Par conséquent, lorsque tu ornes l’église, n’oublie pas ton frère en détresse, car ce temple-là a plus de valeur que l’autre.

Jean Chrysostome, Homélie sur l’Évangile de Matthieu

Ou Saint Augustin tonnant contre l’hypocrisie de communiants trop dévots pour être honnêtes :


Imaginez – disait-il – que vous vous approchez du Christ pour l’embrasser au visage alors que vous lui écrasez les pieds avec de gros souliers ferrés. Eh bien, le Christ criera plus fort pour ses pieds qu’on écrase que pour sa tête qu’on honore » !

Homélies sur la première épître de saint Jean, X, 8

 

Et le cardinal Ratzinger écrivait autrefois :
« seul célèbre vraiment l’Eucharistie celui qui l’achève dans le service divin de tous les jours qu’est l’amour fraternel » [4].

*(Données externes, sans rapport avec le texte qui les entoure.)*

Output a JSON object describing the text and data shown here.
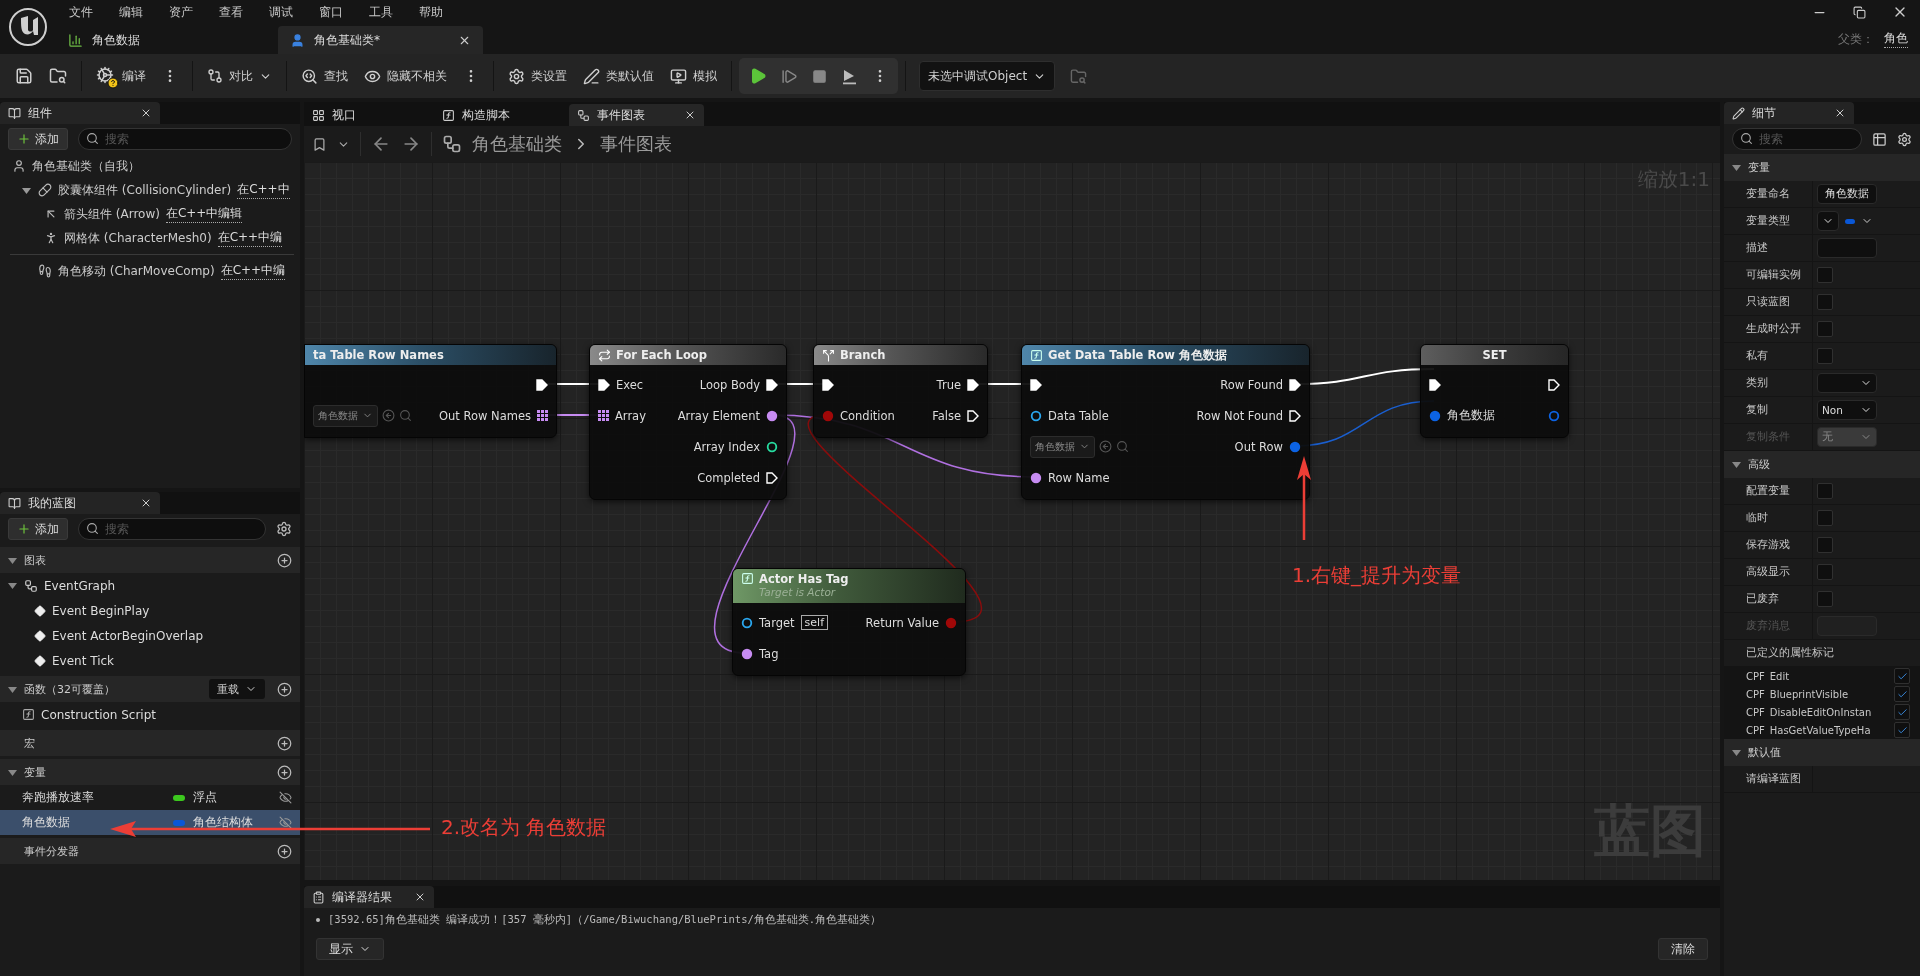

Ce qui est moral, c’est de s’interroger

Le moine et le crapaud nous encouragent à aller communier fréquemment pour trouver la force de lutter contre le mal. Mais à l’inverse, Kirill ou Kigali nous montrent en négatif la contradiction meurtrière qu’il y aurait à communier sans aimer « en actes et en vérité ». D’un côté il nous faut affirmer que communier n’est pas moral, au sens où ce n’est pas une démarche reposant sur la valeur morale de nos actes. D’un autre côté, il nous faut nous souvenir de l’avertissement de Paul sur une communion qui ne porterait aucun fruit éthique de conversion :  « celui qui mange et boit sans discerner le corps mange et boit sa propre condamnation » (1 Co 11,29).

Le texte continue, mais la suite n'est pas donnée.